Amanda Ewart-Toland, Khalid Mounzih, Jun Qiu and Farid F. Chehab

Department of Laboratory Medicine, University of California, San Francisco, California 94143-0134

Address all correspondence and requests for reprints to: Farid F. Chehab, Ph.D., Department of Laboratory Medicine, University of California, San Francisco, 505 Parnassus Avenue, San Francisco, California 94143-0134. E-mail: chehab{at}pangloss.ucsf.edu * This

Obesity is often associated with an impairment of the hypothalamic-pituitary-gonadal axis. The leptin-deficient ob/ob mouse model is characterized by a morbid obesity with a sterility in males and females that is corrected by continuous leptin treatment.
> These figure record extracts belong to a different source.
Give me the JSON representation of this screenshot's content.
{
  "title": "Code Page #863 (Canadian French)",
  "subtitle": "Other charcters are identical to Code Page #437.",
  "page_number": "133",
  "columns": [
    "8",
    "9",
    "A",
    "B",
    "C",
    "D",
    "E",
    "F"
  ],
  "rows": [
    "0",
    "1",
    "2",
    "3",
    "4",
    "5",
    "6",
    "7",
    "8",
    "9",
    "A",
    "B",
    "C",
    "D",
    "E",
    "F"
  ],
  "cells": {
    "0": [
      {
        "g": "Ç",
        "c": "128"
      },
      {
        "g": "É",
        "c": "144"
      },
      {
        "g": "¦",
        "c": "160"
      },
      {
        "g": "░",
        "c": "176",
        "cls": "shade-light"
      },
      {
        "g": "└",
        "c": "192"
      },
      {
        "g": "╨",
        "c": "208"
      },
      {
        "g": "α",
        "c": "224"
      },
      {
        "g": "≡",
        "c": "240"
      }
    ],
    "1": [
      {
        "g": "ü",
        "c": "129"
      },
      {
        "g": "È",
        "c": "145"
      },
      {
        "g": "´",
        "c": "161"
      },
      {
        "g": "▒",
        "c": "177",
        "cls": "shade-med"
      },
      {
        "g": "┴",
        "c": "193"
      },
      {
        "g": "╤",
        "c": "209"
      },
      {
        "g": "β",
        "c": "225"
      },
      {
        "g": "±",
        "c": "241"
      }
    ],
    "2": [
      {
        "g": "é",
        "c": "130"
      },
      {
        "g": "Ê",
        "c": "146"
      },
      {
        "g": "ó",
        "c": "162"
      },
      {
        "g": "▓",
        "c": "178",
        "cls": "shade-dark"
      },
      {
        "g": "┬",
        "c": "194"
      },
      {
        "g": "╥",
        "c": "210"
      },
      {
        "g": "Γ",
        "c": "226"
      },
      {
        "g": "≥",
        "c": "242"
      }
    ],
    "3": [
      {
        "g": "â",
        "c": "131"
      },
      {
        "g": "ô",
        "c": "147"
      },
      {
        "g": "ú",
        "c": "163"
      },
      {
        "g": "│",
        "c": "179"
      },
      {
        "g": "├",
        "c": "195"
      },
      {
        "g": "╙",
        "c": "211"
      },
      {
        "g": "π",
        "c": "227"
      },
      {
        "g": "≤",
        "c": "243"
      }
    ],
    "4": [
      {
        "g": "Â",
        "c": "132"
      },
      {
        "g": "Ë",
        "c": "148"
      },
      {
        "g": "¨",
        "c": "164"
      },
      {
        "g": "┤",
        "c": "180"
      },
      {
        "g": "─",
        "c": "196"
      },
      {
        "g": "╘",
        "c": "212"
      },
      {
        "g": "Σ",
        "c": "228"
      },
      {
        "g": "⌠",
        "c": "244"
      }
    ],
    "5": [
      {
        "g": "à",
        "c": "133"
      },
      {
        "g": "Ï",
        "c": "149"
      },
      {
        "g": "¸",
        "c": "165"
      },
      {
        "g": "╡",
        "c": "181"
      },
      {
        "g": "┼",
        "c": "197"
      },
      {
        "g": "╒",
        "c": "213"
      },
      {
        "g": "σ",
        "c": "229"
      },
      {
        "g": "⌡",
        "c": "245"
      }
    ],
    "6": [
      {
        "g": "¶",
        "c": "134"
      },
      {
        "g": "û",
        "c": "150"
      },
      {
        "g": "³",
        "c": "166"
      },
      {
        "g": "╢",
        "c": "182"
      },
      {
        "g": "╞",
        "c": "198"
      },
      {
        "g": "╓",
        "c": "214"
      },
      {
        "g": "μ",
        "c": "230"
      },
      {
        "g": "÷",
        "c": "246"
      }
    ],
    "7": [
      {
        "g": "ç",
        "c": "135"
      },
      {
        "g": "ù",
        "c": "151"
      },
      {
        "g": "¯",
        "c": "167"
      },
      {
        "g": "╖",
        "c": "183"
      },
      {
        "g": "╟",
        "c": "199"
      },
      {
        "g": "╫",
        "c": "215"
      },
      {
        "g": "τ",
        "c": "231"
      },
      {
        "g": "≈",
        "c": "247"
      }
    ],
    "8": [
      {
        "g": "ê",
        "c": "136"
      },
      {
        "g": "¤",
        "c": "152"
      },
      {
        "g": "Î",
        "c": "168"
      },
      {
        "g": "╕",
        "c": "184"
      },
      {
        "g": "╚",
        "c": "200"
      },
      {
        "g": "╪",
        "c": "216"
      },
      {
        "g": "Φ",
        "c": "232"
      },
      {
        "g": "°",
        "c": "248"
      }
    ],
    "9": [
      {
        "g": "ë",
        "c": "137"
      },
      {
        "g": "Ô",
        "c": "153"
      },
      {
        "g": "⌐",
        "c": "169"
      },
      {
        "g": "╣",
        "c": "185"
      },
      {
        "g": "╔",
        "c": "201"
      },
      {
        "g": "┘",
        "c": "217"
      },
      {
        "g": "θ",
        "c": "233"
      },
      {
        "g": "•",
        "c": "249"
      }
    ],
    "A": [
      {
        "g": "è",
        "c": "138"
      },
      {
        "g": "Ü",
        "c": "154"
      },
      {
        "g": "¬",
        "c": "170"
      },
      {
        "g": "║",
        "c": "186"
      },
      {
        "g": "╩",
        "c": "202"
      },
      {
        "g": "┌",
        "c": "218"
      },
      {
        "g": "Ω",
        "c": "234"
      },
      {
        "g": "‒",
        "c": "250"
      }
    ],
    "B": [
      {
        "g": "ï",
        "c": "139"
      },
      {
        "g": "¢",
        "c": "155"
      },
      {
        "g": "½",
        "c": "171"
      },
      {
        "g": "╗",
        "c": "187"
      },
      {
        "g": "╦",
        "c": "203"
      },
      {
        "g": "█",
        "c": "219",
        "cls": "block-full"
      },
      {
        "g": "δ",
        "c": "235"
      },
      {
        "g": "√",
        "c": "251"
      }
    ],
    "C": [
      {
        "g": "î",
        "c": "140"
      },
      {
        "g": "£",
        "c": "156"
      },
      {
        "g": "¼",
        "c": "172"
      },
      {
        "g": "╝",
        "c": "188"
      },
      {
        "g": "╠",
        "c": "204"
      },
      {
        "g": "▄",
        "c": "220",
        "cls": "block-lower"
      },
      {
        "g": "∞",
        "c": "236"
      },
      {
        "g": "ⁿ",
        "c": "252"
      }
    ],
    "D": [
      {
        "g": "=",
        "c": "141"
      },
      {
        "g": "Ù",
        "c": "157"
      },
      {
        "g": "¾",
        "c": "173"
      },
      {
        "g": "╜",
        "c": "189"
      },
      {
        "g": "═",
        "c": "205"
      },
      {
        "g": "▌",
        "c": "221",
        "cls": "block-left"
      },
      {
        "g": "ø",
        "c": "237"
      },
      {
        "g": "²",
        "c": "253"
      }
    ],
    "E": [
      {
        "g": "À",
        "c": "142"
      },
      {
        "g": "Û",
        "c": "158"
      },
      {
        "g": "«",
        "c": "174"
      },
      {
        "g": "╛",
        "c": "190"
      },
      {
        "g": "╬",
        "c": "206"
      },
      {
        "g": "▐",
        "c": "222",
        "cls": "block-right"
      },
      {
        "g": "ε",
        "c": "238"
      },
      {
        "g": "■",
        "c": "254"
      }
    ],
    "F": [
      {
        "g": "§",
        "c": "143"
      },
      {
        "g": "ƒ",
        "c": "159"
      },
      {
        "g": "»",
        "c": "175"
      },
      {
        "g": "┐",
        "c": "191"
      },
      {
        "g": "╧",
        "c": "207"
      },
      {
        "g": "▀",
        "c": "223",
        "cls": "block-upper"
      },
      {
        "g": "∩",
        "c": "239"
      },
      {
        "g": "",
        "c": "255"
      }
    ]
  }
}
Since ob/ob mice are maintained on the C57BL/6J inbred genetic background, we sought to determine whether their infertility can be corrected without leptin treatment but via the effect of modifier genes brought into the obese-sterile phenotype by a different genetic background. Thus, we generated via an F2 intercross ob/ob mice on a mixed C57BL/6J-BALB/cJ genetic background and assayed them for fertility by mating with wild-type C57BL/6J mice. Whereas genetically heterogeneous F2 obese females remained sterile like male and female C57BL/6J ob/ob mice, 41% of F2 C57BL/6J-BALB/cJ obese males were capable of reproducing despite a morbidly obese state. Therefore, the sterility of the original C57BL/6J ob/ob mouse model was genetically corrected independently of its obese state via the effects of modifier genes. Unlike testosterone levels, triglyceride levels, and testes weight-to-body weight ratios, which were all higher in fertile vs. sterile mice, glucose levels were similar in both groups, indicating that the underlying hyperglycemia of ob/ob mice was not an impediment to the onset of fertility. A genome-wide scan in F2 ob/ob males resulted in the localization of four modifier loci on chromosomes 1, 3, 5, and 14 with respective quantitative traits consisting of number of pregnancies, testes weights normalized to body weights, body weight at 8 weeks of age, and circulating testosterone. We conclude that the inheritance of modifier genes at the identified loci acts to promote fertility of otherwise sterile leptin-deficient obese male mice.